Binnen de PPS groenbemesters wordt dit verder opgepakt.
Vaste rijpaden
Onderzoek naar effecten van een systeem van vaste rijpaden dateert van begin van deze eeuw (Vermeulen en Xxxxxxxx, 2009). Binnen systeemproeven in Lelystad (BASIS, strokenteelt) is er sinds 2009 ervaring opgedaan met dit systeem. Door de Boerderij van de Toekomst is het systeem geoptimaliseerd en kunnen vrijwel alle gewassen ook vanaf de rijpaden geoogst worden. De kennis en ervaringen op dit gebied kunnen verspreid worden mede aangevuld met praktijkervaringen uit het netwerk van telers met vaste rijpadensystemen.
Gereduceerde grondbewerking en bodemstructuur
Naast vergroting van de draagkracht in de toplaag kan een minder intensieve grondbewerking voor een betere structuur in de ondergrond kunnen zorgen (Bakker et al., 2021).
2.2 Doelgroep Waarom heeft de doelgroep behoefte aan dit KoM-project? Hoe wordt de doelgroep actief bij het project betrokken?
Doelgroep
Het voorkomen en herstellen van bodemverdichting is een verantwoordelijkheid die ligt bij meerdere partijen in de keten. In dit project richten we ons in eerste instantie op de partijen die grond bewerken en producten oogsten zoals agrariërs, loonwerkers en mechanisatiebedrijven. een andere doelgroep zijn afnemers van producten die geoogst worden met zware machines zoals de suikerindustrie en industriegroenten.

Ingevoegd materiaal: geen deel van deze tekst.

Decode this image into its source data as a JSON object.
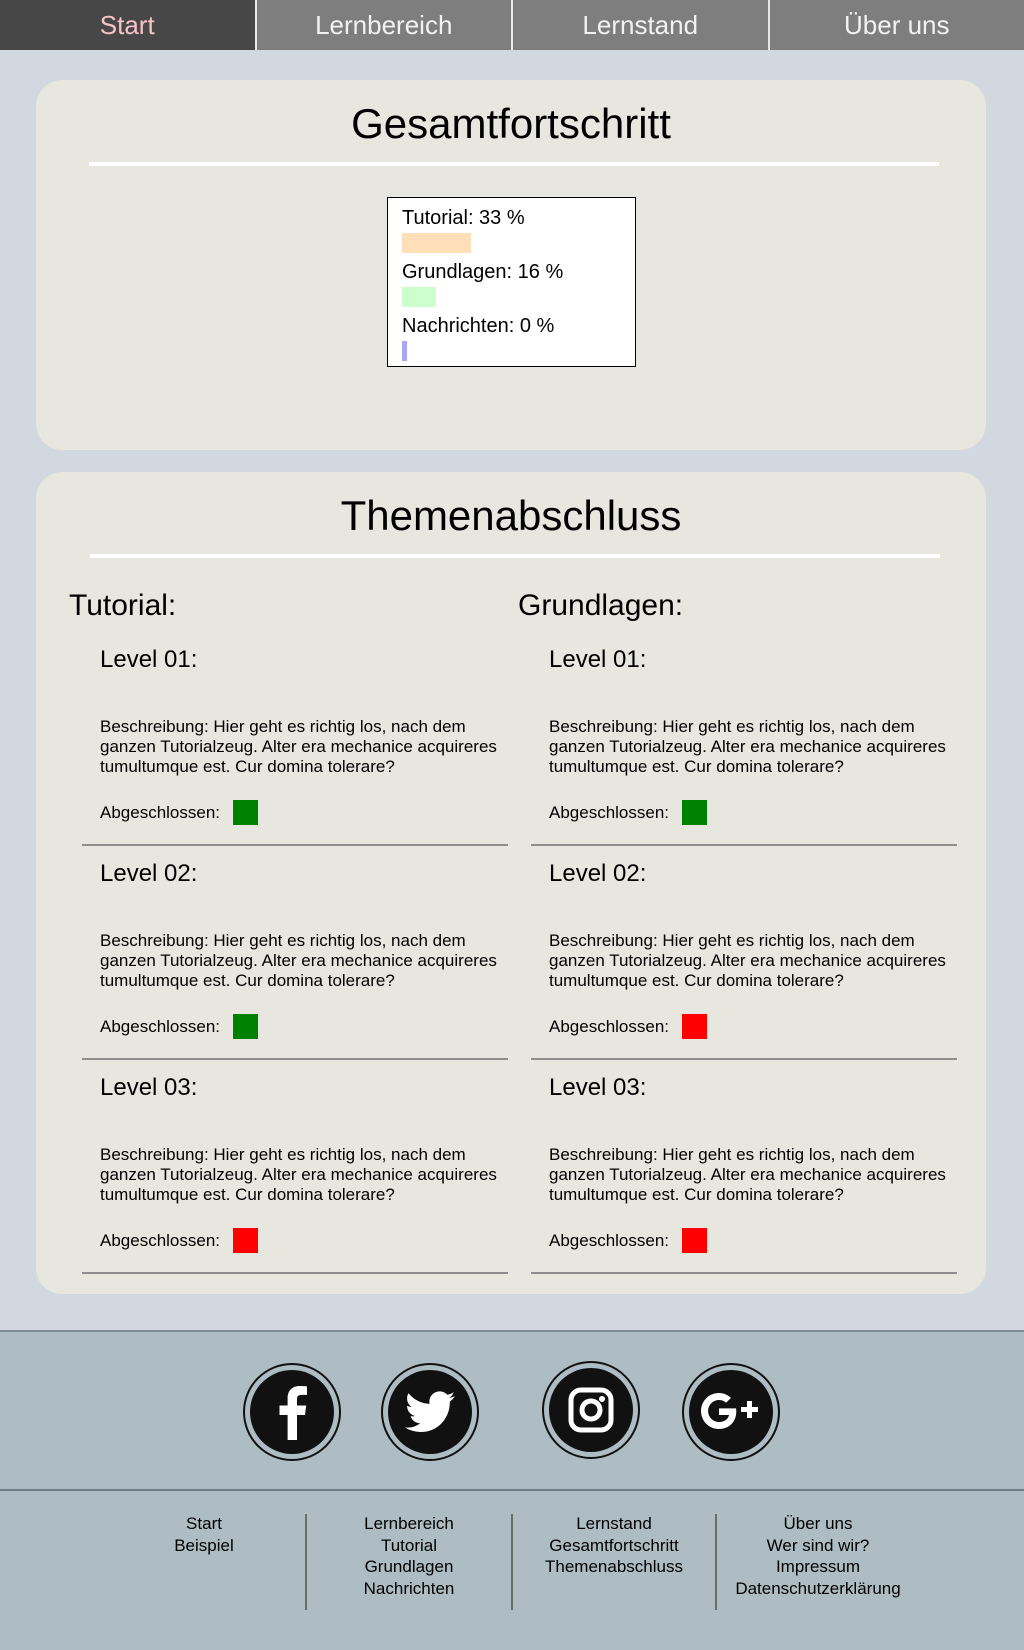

een andere doelgroep zijn afnemers van producten die geoogst worden met zware machines zoals de suikerindustrie en industriegroenten. Een andere doelgroep zijn afnemers van producten die geoogst worden met zware machines zoals de suikerindustrie en industriegroenten. Tenslotte zijn de studenten (HBO en MBO) als toekomstige agrariërs, loonwerkers en eigenaren een belangrijk doelgroep.
Uit een evaluatie met de projectpartners van het huidige KOM-project komen de volgende leermomenten en nieuwe kennisbehoeften naar voren:
- Uit de diverse bijeenkomsten bleek dat preventie in de praktijk best wel complex is omdat dit een proces is waar veel partijen bij betrokken zijn en belangen soms kunnen botsen. Daarnaast kost het ontwikkelen, implementeren en het breed accepteren van preventietechnieken veel tijd. Een vervolg van het KOM-project is wenselijk;
- Het oorspronkelijke KOM-project was vrij breed opgezet rond het thema bodemverdichting.
Er is behoefte aan meer kennisoverdracht op een aantal specifieke oplossingen die bodemverdichting het meest effectief kunnen voorkomen en die nog weinig aandacht hebben gekregen in het huidige KOM-project.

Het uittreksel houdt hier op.